Abstract: When effectively implemented, lifestyle interventions can lead to significant improvements in glycemic control, often reducing the need for glucose-lowering medications. However, guidance on deprescribing these medications following lifestyle changes remains limited. This study aims to characterize the deprescribing practices of lifestyle medicine clinicians for glucose-lowering medications in patients with T2D who undergo lifestyle interventions. A cross-sectional survey assessing provider demographics, deprescribing protocols, monitoring practices, and follow-up approaches was conducted among lifestyle medicine clinicians with prescriptive authority or involvement in therapeutic decision-making. Data were analyzed using descriptive statistics, and qualitative themes from open-ended responses were summarized. A total of 67 providers completed the survey. More than half (53%) reported having no established protocol for deprescribing diabetes medications, although respondents detailed individualized approaches based on glucose monitoring and patient progress. Providers most frequently deprescribed medications associated with hypoglycemia risk first (e.g., sulfonylureas and meal-time insulin).
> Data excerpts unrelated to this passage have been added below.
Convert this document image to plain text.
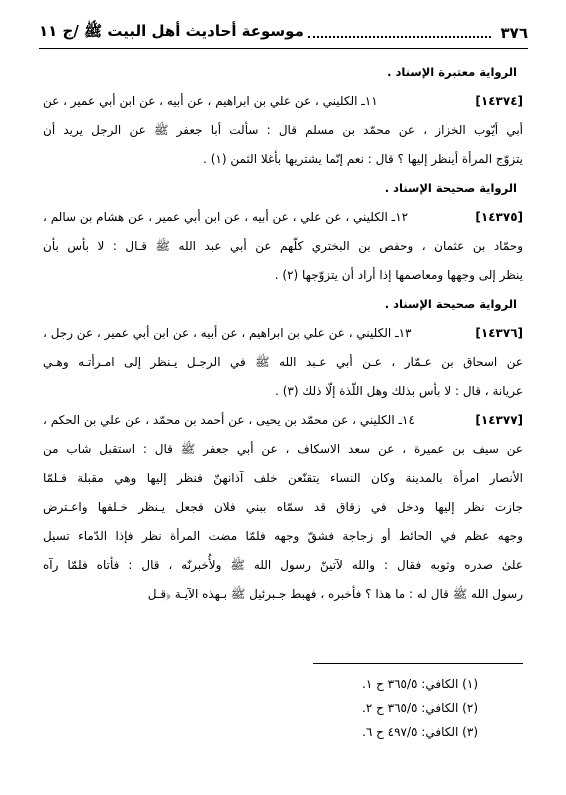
٣٧٦
موسوعة أحاديث أهل البيت ﷺ /ج ١١
الرواية معتبرة الإسناد .
[١٤٣٧٤]
١١ـ الكليني ، عن علي بن ابراهيم ، عن أبيه ، عن ابن أبي عمير ، عن
أبي أيّوب الخزاز ، عن محمّد بن مسلم قال : سألت أبا جعفر ﷺ عن الرجل يريد أن
يتزوّج المرأة أينظر إليها ؟ قال : نعم إنّما يشتريها بأغلا الثمن (١) .
الرواية صحيحة الإسناد .
[١٤٣٧٥]
١٢ـ الكليني ، عن علي ، عن أبيه ، عن ابن أبي عمير ، عن هشام بن سالم ،
وحمّاد بن عثمان ، وحفص بن البختري كلّهم عن أبي عبد الله ﷺ قـال : لا بأس بأن
ينظر إلى وجهها ومعاصمها إذا أراد أن يتزوّجها (٢) .
الرواية صحيحة الإسناد .
[١٤٣٧٦]
١٣ـ الكليني ، عن علي بن ابراهيم ، عن أبيه ، عن ابن أبي عمير ، عن رجل ،
عن اسحاق بن عـمّار ، عـن أبي عـبد الله ﷺ في الرجـل يـنظر إلى امـرأتـه وهـي
عريانة ، قال : لا بأس بذلك وهل اللّذة إلّا ذلك (٣) .
[١٤٣٧٧]
١٤ـ الكليني ، عن محمّد بن يحيى ، عن أحمد بن محمّد ، عن علي بن الحكم ،
عن سيف بن عميرة ، عن سعد الاسكاف ، عن أبي جعفر ﷺ قال : استقبل شاب من
الأنصار امرأة بالمدينة وكان النساء يتقنّعن خلف آذانهنّ فنظر إليها وهي مقبلة فـلمّا
جازت نظر إليها ودخل في زقاق قد سمّاه ببني فلان فجعل يـنظر خـلفها واعـترض
وجهه عظم في الحائط أو زجاجة فشقّ وجهه فلمّا مضت المرأة نظر فإذا الدّماء تسيل
علىٰ صدره وثوبه فقال : والله لآتينّ رسول الله ﷺ ولأُخبرنّه ، قال : فأتاه فلمّا رآه
رسول الله ﷺ قال له : ما هذا ؟ فأخبره ، فهبط جـبرئيل ﷺ بـهذه الآيـة ﴿قـل
(١) الكافي: ٣٦٥/٥ ح ١.
(٢) الكافي: ٣٦٥/٥ ح ٢.
(٣) الكافي: ٤٩٧/٥ ح ٦.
Common monitoring strategies included hemoglobin A1c (99%), fasting lipid profiles (86%), and continuous glucose monitoring (59% preferred). Hypoglycemia was reported as rare or uncommon in patients undergoing lifestyle medicine treatment. Conclusions: Despite the absence of standardized protocols, lifestyle medicine clinicians consistently employ patient-centered strategies to adjust medications based on individual response to lifestyle interventions.